5 Keys to Picking Up and Holding Your Cat the Right Way
There are a few simple reasons your cat may be nervous being held or carried. Being held can encroach on her personal space, while being carried may make her feel unstable and in danger, while limiting her ability to move away or flee. No matter why your cat is uncomfortable, holding onto a struggling feline with claws and teeth bared can be a frightening experience for both cat and human. The good news is that there are handling and training tactics that can help boost your feline’s confidence and comfort level when you hold her — and put an end to the clawing and crying.
Use Positive Reinforcement Training
Teach your cat to remain calm when she’s being held by using rewards and positive reinforcement. A verbal cue, like “hold,” can be used to prepare your cat to be touched and lifted; give the cue and gently touch your cat’s side without lifting her at all.
When she stays still for this touch, mark with a “yes” and reward with food or play. As she gets comfortable with this touch, add movements of a hold, like gently grasping both sides of her body or scooping a hand behind her hind legs. When you’re ready to lift, pair the verbal cue with the action of picking her up; begin with short holds and minimal height. Reward her with petting or treats after each hold. As your cat gets more comfortable being held, slowly increase the time you spend holding her and reward her while you hold her. Go slowly with training, and be sure your cat stays relaxed.
Learn What Your Cat Likes
Cats vary widely when it comes to how they prefer to be held. Some cats are happy when you lift them from underneath, with your arms linked together to form a cradle of sorts, while others prefer to have their chest held against your torso, with their front paws resting on your shoulders or chest and their hind legs held securely under their back end. Some felines have unique — and unusual — preferences. My family had Siamese cats who were instantly calmed when cradled on their backs like infants. This is uncommon for cats, but our cats had been held this way since they were kittens and found it soothing.
Watch Your Step
Cats are sensitive to both how and where they are carried. For instance, a cat may be more likely to panic if she is carried past a ledge or on stairs, where the nearest escape route is far below her. A secure hold also makes a difference: Many cats can be terrified of being held by children, who can be less predictable and may have gripped them too tightly or dropped them in the past.
Another factor that may stress your cat is being afraid of where she is being taken. If the only time you pick her up is to put her in her crate and head to the vet, she may associate being held with going to the doctor. In this case, the situational fear — of being placed in a crate or going to the vet — needs to be addressed separately, before you can deal with the fear of being picked up or held.

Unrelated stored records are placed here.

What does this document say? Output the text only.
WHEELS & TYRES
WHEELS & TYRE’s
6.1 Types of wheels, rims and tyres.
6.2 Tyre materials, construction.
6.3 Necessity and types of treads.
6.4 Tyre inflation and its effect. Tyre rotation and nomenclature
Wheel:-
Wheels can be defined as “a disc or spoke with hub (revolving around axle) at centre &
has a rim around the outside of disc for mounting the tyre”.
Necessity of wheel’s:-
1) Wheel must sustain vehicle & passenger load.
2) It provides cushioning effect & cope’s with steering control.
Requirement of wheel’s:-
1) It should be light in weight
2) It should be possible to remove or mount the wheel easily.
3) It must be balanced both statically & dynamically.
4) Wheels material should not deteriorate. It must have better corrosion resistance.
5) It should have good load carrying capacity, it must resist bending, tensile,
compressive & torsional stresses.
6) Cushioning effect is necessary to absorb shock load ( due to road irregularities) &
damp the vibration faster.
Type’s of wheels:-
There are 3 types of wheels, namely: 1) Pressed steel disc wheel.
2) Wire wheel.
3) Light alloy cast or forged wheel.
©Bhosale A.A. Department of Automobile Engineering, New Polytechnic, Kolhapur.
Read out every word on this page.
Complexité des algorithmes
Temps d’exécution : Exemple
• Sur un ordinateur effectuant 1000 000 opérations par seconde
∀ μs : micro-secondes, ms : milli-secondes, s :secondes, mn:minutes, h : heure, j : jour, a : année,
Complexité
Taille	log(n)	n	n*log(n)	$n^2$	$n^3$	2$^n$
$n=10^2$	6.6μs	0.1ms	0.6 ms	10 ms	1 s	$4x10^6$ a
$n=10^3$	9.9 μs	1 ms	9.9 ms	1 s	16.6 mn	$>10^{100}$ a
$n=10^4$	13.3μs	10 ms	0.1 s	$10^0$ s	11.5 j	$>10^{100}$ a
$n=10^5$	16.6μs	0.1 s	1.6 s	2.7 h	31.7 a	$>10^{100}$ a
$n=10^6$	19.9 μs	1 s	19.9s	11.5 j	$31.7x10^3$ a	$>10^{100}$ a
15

Look for Alternatives to Holding
If your cat is overly anxious about being held in certain situations, such as being carried by a child, you can create the same closeness by substituting some other interaction for the holding: Have the child sit on the floor or in a chair and invite the cat onto his lap.
This minimizes the cat’s risk of falling and allows her to easily move away if she desires. Keep in mind that all interactions between children and cats should be supervised by an adult, to ensure everyone’s safety. When your cat needs to be moved, consider alternatives to lifting, such as using a food lure or toy, or teaching the cat to follow a target. And even around the house, a crate can be useful for relocating a fearful cat — just be sure to teach your cat to see her crate as a positive, safe space where she can relax.
Identify Your Cat’s Triggers
Some cats dislike being held because they associate it with other things they dislike. For many cat owners, holding is synonymous with petting, an activity some felines only tolerate or would rather avoid all together. This association may make your cat resist being picked up or held.
I once had a three-legged cat who loved being held, but sometimes he would put out his claws and try to jump down. After observing his behavior, I realized he was afraid of being dropped when I put him down, regardless of how close to the ground he was when I let go, because his missing front leg limited his ability to steady himself.
To address this, I stopped lowering him to the ground when I was done holding him; instead, I would release him onto something high enough that he could move forward out of my arms, rather than down, like a cat tree.
From there, he could climb confidently to the ground at his own pace. Finally, look for ways to create a calm atmosphere while you hold your cat by surrounding him with comforting scents. Drape a blanket that your cat has laid on across your chest while you hold the cat; the blanket will have her smell on it, which can be soothing.
You can also spray a calming pheromone like Feliway, or a soothing scent like lavender, directly on your shirt before you pick your cat up. If your cat still dislikes being held or carried even after you try these suggestions, talk to your veterinarian, who may recommend a veterinary behaviorist for help addressing the situation. It is possible that your cat may have underlying anxiety or a medical issue that is causing her to overreact to handling.